Disturbed characters tend to crave stimulation and excitement and have an inordinate distaste for anything they might regard as “boring,” tedious, or mundane.
Disturbed characters think there’s nothing worse than admitting a mistake, backing down, or giving-in because it makes them look inadequate or “weak.”
Disturbed characters often think they’re so smart, so clever, or so “special” that they can do what most others wouldn’t dream of trying and somehow get away with it. They see themselves as “legends in their own minds.”
Disordered characters are primarily concerned about what they want at any given moment.
Disordered characters are prone to seeing things as they want to see them, not as they are.
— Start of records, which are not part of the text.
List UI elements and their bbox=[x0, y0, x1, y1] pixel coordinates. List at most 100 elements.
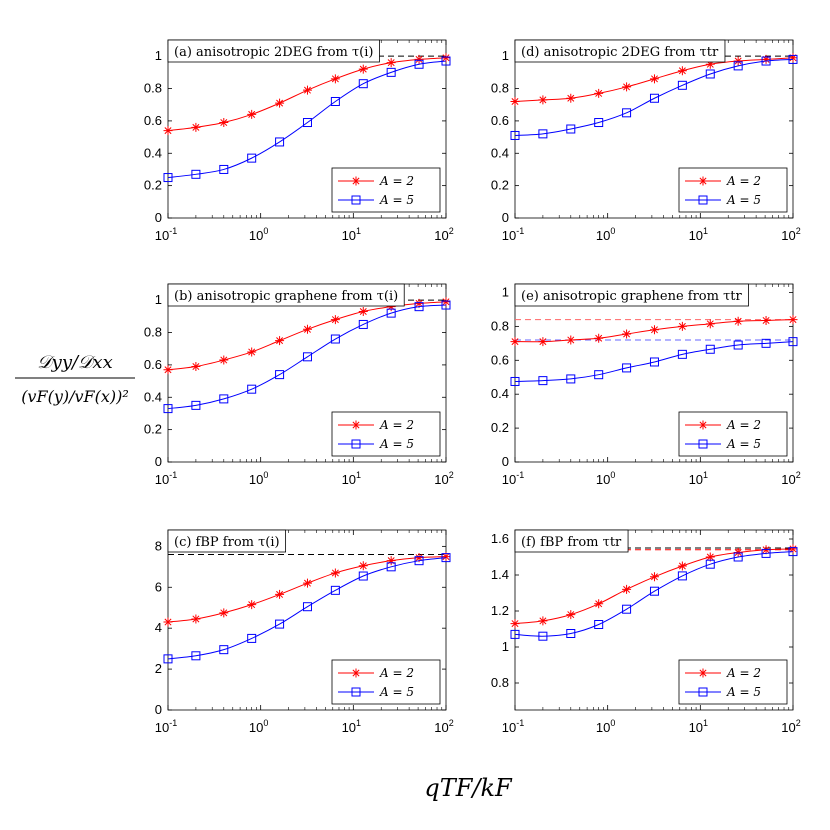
x-tick-label: 10-1 bbox=[502, 226, 524, 243]
y-tick-label: 1 bbox=[502, 639, 509, 654]
ylabel-denominator: (vF(y)/vF(x))² bbox=[21, 387, 129, 406]
data-point-square bbox=[386, 308, 396, 318]
panel-title: (a) anisotropic 2DEG from τ(i) bbox=[167, 39, 380, 63]
data-point-star bbox=[386, 58, 396, 68]
legend-label: A = 5 bbox=[726, 437, 761, 451]
legend: A = 2 A = 5 bbox=[678, 411, 788, 457]
data-point-star bbox=[386, 556, 396, 566]
data-point-star bbox=[358, 561, 368, 571]
y-tick-label: 0.6 bbox=[144, 113, 162, 128]
panel-title: (c) fBP from τ(i) bbox=[167, 529, 287, 553]
data-point-star bbox=[414, 298, 424, 308]
data-point-star bbox=[788, 315, 798, 325]
y-tick-label: 1 bbox=[155, 292, 162, 307]
data-point-square bbox=[698, 439, 708, 449]
data-point-square bbox=[441, 56, 451, 66]
x-tick-label: 101 bbox=[342, 226, 361, 243]
x-tick-label: 100 bbox=[596, 226, 615, 243]
y-tick-label: 1.2 bbox=[491, 603, 509, 618]
legend-label: A = 2 bbox=[726, 174, 761, 188]
data-point-star bbox=[649, 572, 659, 582]
data-point-star bbox=[677, 66, 687, 76]
data-point-star bbox=[351, 176, 361, 186]
legend-box bbox=[678, 167, 788, 213]
x-tick-label: 102 bbox=[434, 226, 453, 243]
data-point-star bbox=[302, 324, 312, 334]
data-point-star bbox=[677, 561, 687, 571]
data-point-square bbox=[219, 164, 229, 174]
data-point-square bbox=[566, 629, 576, 638]
series-line bbox=[514, 551, 794, 637]
data-point-star bbox=[219, 355, 229, 365]
x-tick-label: 102 bbox=[434, 718, 453, 735]
data-point-square bbox=[163, 173, 173, 183]
data-point-square bbox=[649, 586, 659, 596]
data-point-square bbox=[330, 334, 340, 344]
data-point-square bbox=[677, 571, 687, 581]
data-point-square bbox=[677, 349, 687, 359]
data-point-star bbox=[247, 600, 257, 610]
data-point-star bbox=[705, 552, 715, 562]
panel-d: 0 0.2 0.4 0.6 0.8 1 10-1 100 101 102 A = 2 A = 5 (d)… bbox=[491, 39, 801, 243]
data-point-square bbox=[761, 338, 771, 348]
data-point-square bbox=[247, 153, 257, 163]
data-point-square bbox=[510, 130, 520, 140]
y-tick-label: 1 bbox=[155, 48, 162, 63]
y-tick-label: 0.2 bbox=[144, 422, 162, 437]
data-point-square bbox=[358, 319, 368, 329]
y-tick-label: 4 bbox=[155, 620, 162, 635]
x-tick-label: 101 bbox=[689, 470, 708, 487]
legend-label: A = 5 bbox=[379, 437, 414, 451]
data-point-star bbox=[441, 297, 451, 307]
legend-box bbox=[678, 411, 788, 457]
data-point-square bbox=[330, 585, 340, 595]
data-point-square bbox=[275, 137, 285, 147]
x-tick-label: 10-1 bbox=[155, 470, 177, 487]
panel-title-box bbox=[167, 39, 380, 63]
data-point-star bbox=[358, 307, 368, 317]
data-point-star bbox=[163, 126, 173, 136]
data-point-star bbox=[330, 74, 340, 84]
data-point-square bbox=[191, 400, 201, 410]
data-point-star bbox=[538, 616, 548, 626]
panel-title-box bbox=[514, 39, 726, 63]
y-tick-label: 0 bbox=[155, 454, 162, 469]
data-point-star bbox=[594, 333, 604, 343]
data-point-star bbox=[191, 614, 201, 624]
x-tick-label: 101 bbox=[342, 718, 361, 735]
data-point-star bbox=[594, 599, 604, 609]
data-point-square bbox=[538, 129, 548, 139]
legend: A = 2 A = 5 bbox=[331, 659, 441, 705]
data-point-star bbox=[219, 608, 229, 618]
data-point-star bbox=[414, 54, 424, 64]
panel-title-text: (b) anisotropic graphene from τ(i) bbox=[174, 289, 398, 304]
data-point-star bbox=[351, 668, 361, 678]
data-point-square bbox=[761, 56, 771, 66]
panel-title: (f) fBP from τtr bbox=[514, 529, 629, 553]
data-point-star bbox=[302, 85, 312, 95]
data-point-star bbox=[566, 610, 576, 620]
data-point-square bbox=[358, 79, 368, 89]
data-point-square bbox=[351, 687, 361, 697]
data-point-star bbox=[330, 568, 340, 578]
x-tick-label: 102 bbox=[781, 470, 800, 487]
x-tick-label: 101 bbox=[689, 718, 708, 735]
data-point-square bbox=[594, 370, 604, 380]
data-point-star bbox=[761, 315, 771, 325]
legend-label: A = 2 bbox=[726, 666, 761, 680]
x-tick-label: 10-1 bbox=[502, 470, 524, 487]
legend: A = 2 A = 5 bbox=[678, 659, 788, 705]
data-point-square bbox=[247, 384, 257, 394]
y-tick-label: 1.4 bbox=[491, 567, 509, 582]
panel-title-box bbox=[167, 529, 287, 553]
legend-label: A = 2 bbox=[379, 666, 414, 680]
data-point-star bbox=[510, 619, 520, 629]
data-point-star bbox=[788, 53, 798, 63]
data-point-square bbox=[622, 363, 632, 373]
y-tick-label: 0.4 bbox=[144, 145, 162, 160]
legend-label: A = 5 bbox=[726, 685, 761, 699]
series-line bbox=[167, 304, 447, 410]
data-point-star bbox=[698, 668, 708, 678]
data-point-star bbox=[649, 325, 659, 335]
ylabel-numerator: 𝒟yy/𝒟xx bbox=[37, 352, 112, 373]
From the first minute they think someone is asking something from them, they start planning how to resist.
Disordered characters hear what they want to hear, remember what they want to remember, and learn what they want to learn.
Disordered characters tend to perceive things in terms of black-and-white or all-or-none.
One of the biggest reasons why disturbed characters form relationships frequently characterized by various forms of abuse and exploitation is because they think of others as objects to possess.
When the disturbed character wants something, he doesn’t necessarily think about whether it’s right, good, or legal — or whether his pursuit of it might adversely affect anyone. He only cares that he wants it. His incessant concern for himself and the things that he desires creates a pattern of thinking which embodies an attitude of indifference to the rights, needs, wants, and expectations of others.